23 (Tue) October 2012
-Oksu, Seongdong, Seoul, Republic of Korea-
with W and DJ
Korean-Swedish Culinary Exchange (1) (see also KSCX)
About a month ago, I began a dialogue with reader GK from Sweden that eventually led to this evening’s meal. Under the post featuring a AHQFGT, he had commented: “OMG that sounds so awful… But I might give that meal a try just for the heck of it.. If I can get my hands on some spam that is…” (see 1.101 The At-Home Quick-Fix Go-To Meal – Deluxe!).
Being in Sweden, SPAM wasn’t the only problem; kimchi would also be very difficult to come by. He found SPAM. He made kimchi – that’s right, he made kimchi. He found a recipe online and somehow managed to acquire the ingredients or whatever was suitably close and did it – which is ironic because the meal is supposed to be one of quick convenience, and amazing because the vast majority of Koreans themselves don’t even make their own kimchi these days.
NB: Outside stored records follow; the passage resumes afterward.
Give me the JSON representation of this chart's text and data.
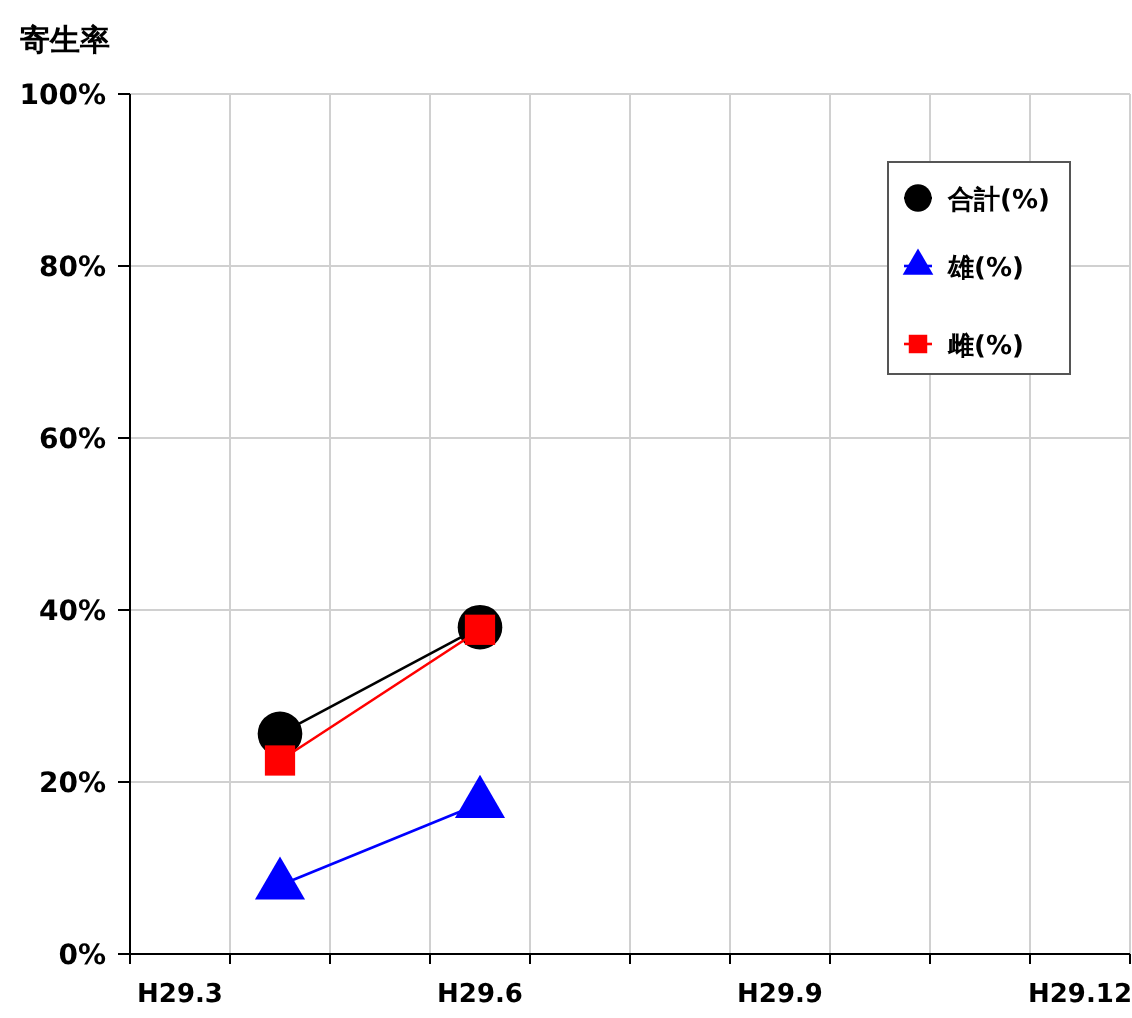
{
  "chart_data": {
    "type": "line",
    "ylabel": "寄生率",
    "categories": [
      "H29.3",
      null,
      null,
      "H29.6",
      null,
      null,
      "H29.9",
      null,
      null,
      "H29.12"
    ],
    "series": [
      {
        "name": "合計(%)",
        "color": "#000000",
        "marker": "circle",
        "values": [
          null,
          25.6,
          null,
          38,
          null,
          null,
          null,
          null,
          null,
          null
        ]
      },
      {
        "name": "雄(%)",
        "color": "#0000ff",
        "marker": "triangle",
        "values": [
          null,
          8,
          null,
          17.5,
          null,
          null,
          null,
          null,
          null,
          null
        ]
      },
      {
        "name": "雌(%)",
        "color": "#ff0000",
        "marker": "square",
        "values": [
          null,
          22.5,
          null,
          37.7,
          null,
          null,
          null,
          null,
          null,
          null
        ]
      }
    ],
    "ylim": [
      0,
      100
    ],
    "yticks": [
      {
        "value": 0,
        "label": "0%"
      },
      {
        "value": 20,
        "label": "20%"
      },
      {
        "value": 40,
        "label": "40%"
      },
      {
        "value": 60,
        "label": "60%"
      },
      {
        "value": 80,
        "label": "80%"
      },
      {
        "value": 100,
        "label": "100%"
      }
    ],
    "grid": true,
    "legend": "top right",
    "line_style": "solid"
  }
}
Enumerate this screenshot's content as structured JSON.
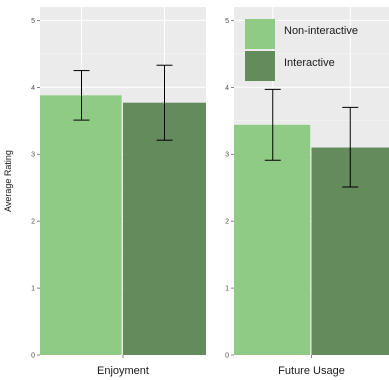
{
  "chart_data": {
    "type": "bar",
    "ylabel": "Average Rating",
    "ylim": [
      0,
      5.2
    ],
    "yticks": [
      0,
      1,
      2,
      3,
      4,
      5
    ],
    "grid": true,
    "legend_position": "top-left of right panel",
    "panels": [
      {
        "label": "Enjoyment",
        "bars": [
          {
            "series": "Non-interactive",
            "value": 3.88,
            "error_low": 3.51,
            "error_high": 4.25
          },
          {
            "series": "Interactive",
            "value": 3.77,
            "error_low": 3.21,
            "error_high": 4.33
          }
        ]
      },
      {
        "label": "Future Usage",
        "bars": [
          {
            "series": "Non-interactive",
            "value": 3.44,
            "error_low": 2.91,
            "error_high": 3.97
          },
          {
            "series": "Interactive",
            "value": 3.1,
            "error_low": 2.51,
            "error_high": 3.7
          }
        ]
      }
    ],
    "series": [
      {
        "name": "Non-interactive",
        "color": "#8fcb85"
      },
      {
        "name": "Interactive",
        "color": "#638b5b"
      }
    ]
  }
}
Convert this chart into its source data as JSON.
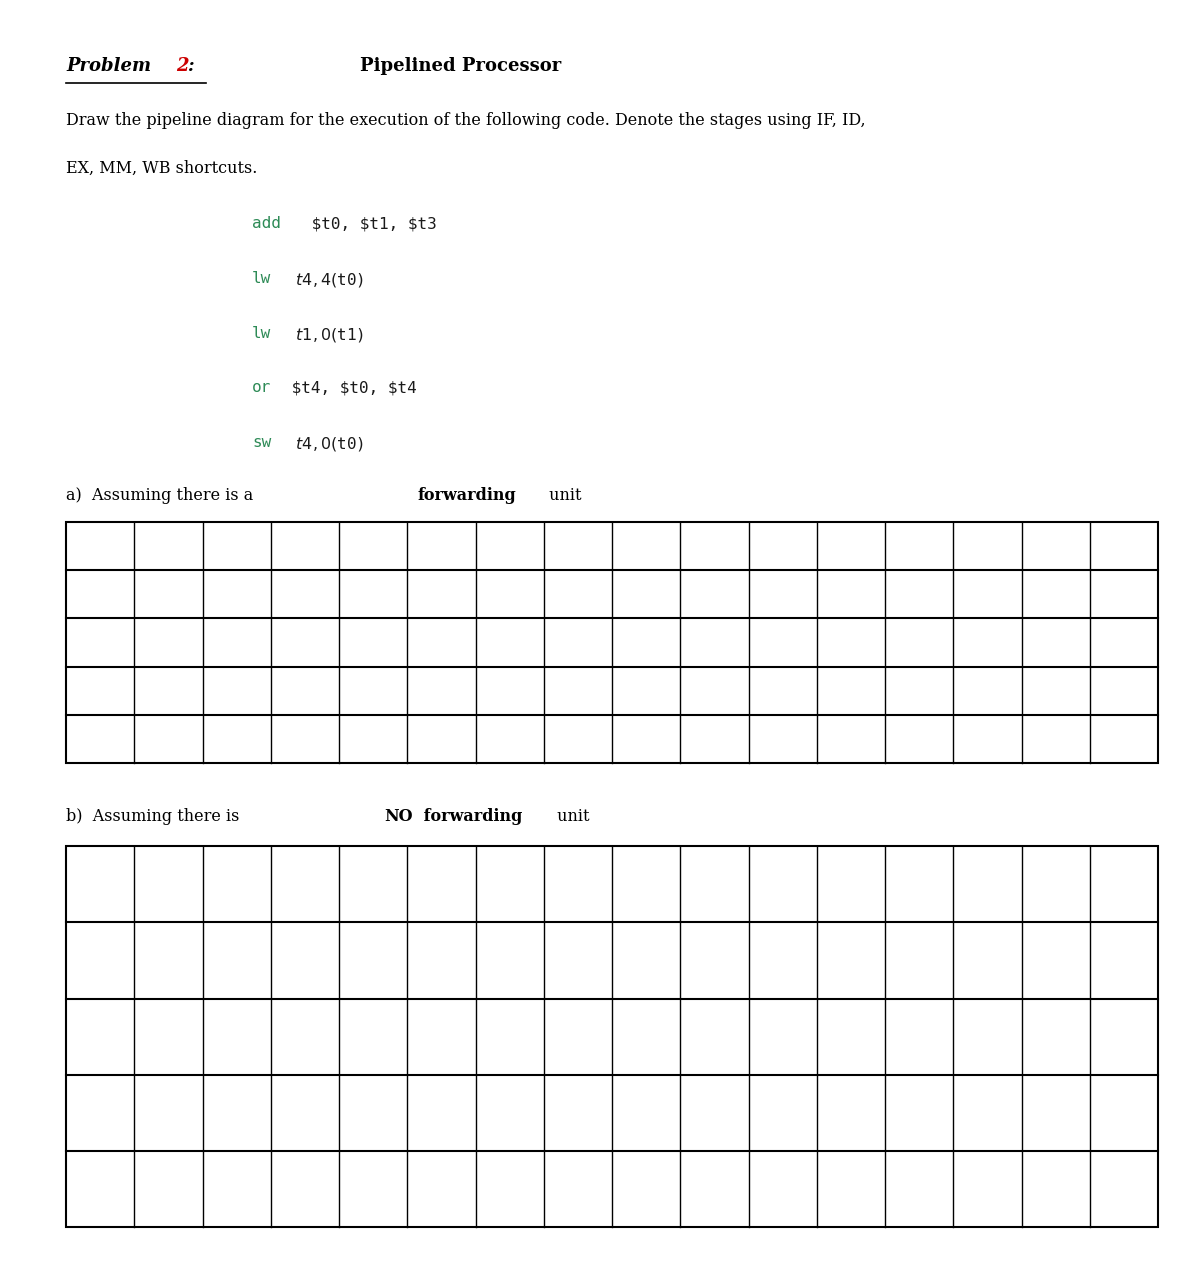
{
  "title_problem": "Problem 2:",
  "title_topic": "Pipelined Processor",
  "description_line1": "Draw the pipeline diagram for the execution of the following code. Denote the stages using IF, ID,",
  "description_line2": "EX, MM, WB shortcuts.",
  "code_lines": [
    [
      "add",
      " $t0, $t1, $t3"
    ],
    [
      "lw",
      " $t4, 4($t0)"
    ],
    [
      "lw",
      " $t1, 0($t1)"
    ],
    [
      "or",
      " $t4, $t0, $t4"
    ],
    [
      "sw",
      " $t4, 0 ($t0)"
    ]
  ],
  "part_a_normal": "a)  Assuming there is a ",
  "part_a_bold": "forwarding",
  "part_a_end": " unit",
  "part_b_normal": "b)  Assuming there is ",
  "part_b_bold_no": "NO",
  "part_b_bold_fwd": " forwarding",
  "part_b_end": " unit",
  "grid_rows_a": 5,
  "grid_cols_a": 16,
  "grid_rows_b": 5,
  "grid_cols_b": 16,
  "bg_color": "#ffffff",
  "grid_color": "#000000",
  "text_color": "#000000",
  "keyword_color": "#2e8b57",
  "title_red_color": "#cc0000",
  "fig_width": 12.0,
  "fig_height": 12.72
}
His mission report: “Hey man! I just tried ‘making’ this dish myself! You were right, the combination of salty spam, the fried egg, the (homemade) kimchi, and finally the rice was pretty awesome!” Apparently, this blog has grown so powerful that it now dictates dietary habits in Scandinavia. He sent me photos.
In the spirit of cultural exchange, I offered to make something Swedish in return. As an American, Swedish meatballs came to mind, popular as they are in the United States, particularly in the Northern Midwest (think Fargo), where early immigrants from Sweden had settled. He sent me a recipe. I did some online research and found loads of additional recipes, albeit from American sources. With the hubris of an international power blogger, I combined elements from the various recipes to synthesize my own. The resulting dish turned out far better than expectations. So simple yet richly satisfying, succulent melt-in-the-mouth meatballs, savory buttery sauce. An instant classic. I’m very tempted to give it 4.0, but I’ll hold off until I can repeat the feat for objective confirmation, perhaps adding potatoes or egg noodles to make it more of a complete meal, as well as lingonberry jam. I’ll share the recipe then.
To paraphrase Chandler Bing, the Swedes probably wouldn’t refer to the dish as “Swedish meatballs.” I forgot to ask GK what it’s called, but the internet suggests “köttbullar.”
Thanks, GK! We should do this again, with other dishes.